こちらの写真では移動中の赤ちゃんの頭を守るために衝撃吸収材として、タオルが入っています。普段はここにオムツ替えシート兼用断熱シートを入れても、もともと断熱材は(ぷちぷちもそう)衝撃吸収材なので、おすすめです。

(画像提供:NPO法人だっことおんぶの研究所)

さらに、赤ちゃんの避難の時に持っていてほしいのは母子手帳です。赤ちゃんが生まれる前から出産時の状況その他、医療情報が細かく書かれています。支援する医師や助産師さんはこの情報を重視して赤ちゃんの様子を見ます。ですので、赤ちゃんの避難カバンにいれておいてほしいのです。ポケットがたくさんあるので、母子手帳以外にもいろいろ入れられます。

(画像提供:NPO法人だっことおんぶの研究所)

また、夜間の避難も想定してますので、リフレクター(反射板)もついています。

開発者のNPO法人だっことおんぶの研究所所長の園田正世さんも、普段使いする予定とのことで、子育てバックとして使える工夫がこらされています。

ということで、自分もちょっとだけアドバイスしたからって、まるでステマ?と思われそうな内容でもありますが、とにかく、新生児の赤ちゃんと親がどうしたら円滑に安全に無理なく避難できるか、ずっと「だっことおんぶの研究所」と一緒に訴え続けてきたことでもあるのです。製品を使うにしろ、使わないにしろ、新生児とその親に関心を持っていただければそれだけでも本当に嬉しいです。
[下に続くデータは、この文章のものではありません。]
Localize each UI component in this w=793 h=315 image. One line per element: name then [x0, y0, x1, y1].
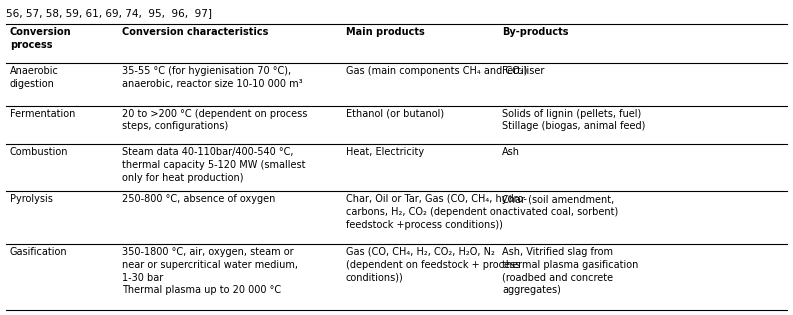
Text: 35-55 °C (for hygienisation 70 °C),
anaerobic, reactor size 10-10 000 m³: 35-55 °C (for hygienisation 70 °C), anae… [121, 66, 302, 89]
Text: 250-800 °C, absence of oxygen: 250-800 °C, absence of oxygen [121, 194, 275, 204]
Text: Gas (CO, CH₄, H₂, CO₂, H₂O, N₂
(dependent on feedstock + process
conditions)): Gas (CO, CH₄, H₂, CO₂, H₂O, N₂ (dependen… [346, 247, 520, 283]
Text: Ash, Vitrified slag from
thermal plasma gasification
(roadbed and concrete
aggre: Ash, Vitrified slag from thermal plasma … [502, 247, 638, 295]
Text: Char, Oil or Tar, Gas (CO, CH₄, hydro-
carbons, H₂, CO₂ (dependent on
feedstock : Char, Oil or Tar, Gas (CO, CH₄, hydro- c… [346, 194, 527, 230]
Text: Steam data 40-110bar/400-540 °C,
thermal capacity 5-120 MW (smallest
only for he: Steam data 40-110bar/400-540 °C, thermal… [121, 147, 305, 183]
Text: Pyrolysis: Pyrolysis [10, 194, 53, 204]
Text: 350-1800 °C, air, oxygen, steam or
near or supercritical water medium,
1-30 bar
: 350-1800 °C, air, oxygen, steam or near … [121, 247, 297, 295]
Text: Fertiliser: Fertiliser [502, 66, 544, 76]
Text: Ethanol (or butanol): Ethanol (or butanol) [346, 109, 444, 119]
Text: Conversion characteristics: Conversion characteristics [121, 27, 268, 37]
Text: Solids of lignin (pellets, fuel)
Stillage (biogas, animal feed): Solids of lignin (pellets, fuel) Stillag… [502, 109, 646, 131]
Text: Combustion: Combustion [10, 147, 68, 157]
Text: Char (soil amendment,
activated coal, sorbent): Char (soil amendment, activated coal, so… [502, 194, 619, 217]
Text: 56, 57, 58, 59, 61, 69, 74,  95,  96,  97]: 56, 57, 58, 59, 61, 69, 74, 95, 96, 97] [6, 8, 212, 18]
Text: 20 to >200 °C (dependent on process
steps, configurations): 20 to >200 °C (dependent on process step… [121, 109, 307, 131]
Text: Heat, Electricity: Heat, Electricity [346, 147, 424, 157]
Text: By-products: By-products [502, 27, 569, 37]
Text: Conversion
process: Conversion process [10, 27, 71, 50]
Text: Gas (main components CH₄ and CO₂): Gas (main components CH₄ and CO₂) [346, 66, 527, 76]
Text: Fermentation: Fermentation [10, 109, 75, 119]
Text: Anaerobic
digestion: Anaerobic digestion [10, 66, 59, 89]
Text: Gasification: Gasification [10, 247, 67, 257]
Text: Ash: Ash [502, 147, 520, 157]
Text: Main products: Main products [346, 27, 424, 37]
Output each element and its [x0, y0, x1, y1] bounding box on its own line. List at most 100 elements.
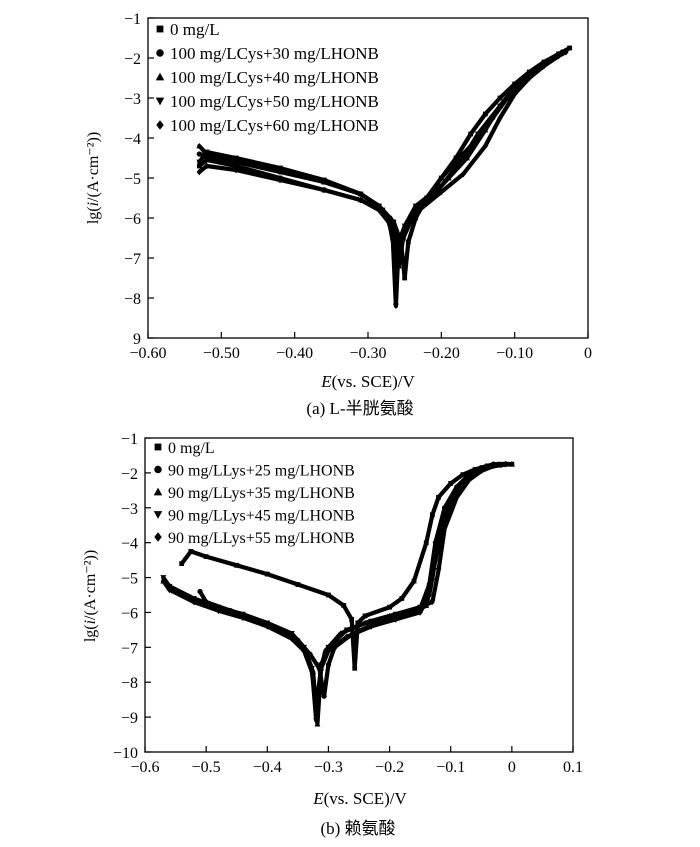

名称:避難にも使える子育てバッグ 定価:1万1000円(+消費税)
 特徴: 
・首がすわらない時期の乳児避難にも使える 
・避難生活ですぐに使いたい育児用品と一緒に運べる 
・普段は普通サイズバッグ、いざというときには大容量にアップ 
・持ち運んでも揺れない工夫がいっぱい 
・衝突の衝撃を弱めるクッションを入れる場所 
・2気室構造で中身を分けられる 
・夜間でも安心の反射板 
・カードを入れたり、情報がさっと見られる内側透明ポケット 
・実用新案出願済み 
・お問い合わせ先 NPO法人だっことおんぶの研究所 info@babywearinlabo.com 

そして、新生児が身近にいない方であってもこのようなトートバックを持って避難している方を見かけたら、赤ちゃんが入っているかもと推測していただきたいのです。

わからないと、焦るあまりカバンにぶつかる方もいるかもしれません。でも、わかっていると、赤ちゃんがいるのねと声をかけたり、他の荷物を持ってあげたり、上のお子さんが避難できるようお手伝いができるかと思います。

新生児の赤ちゃんとの避難は本当に心細いことだと思います。ひとりで赤ちゃんは守れません。地域のみなさまのご協力、よろしくお願いいたします。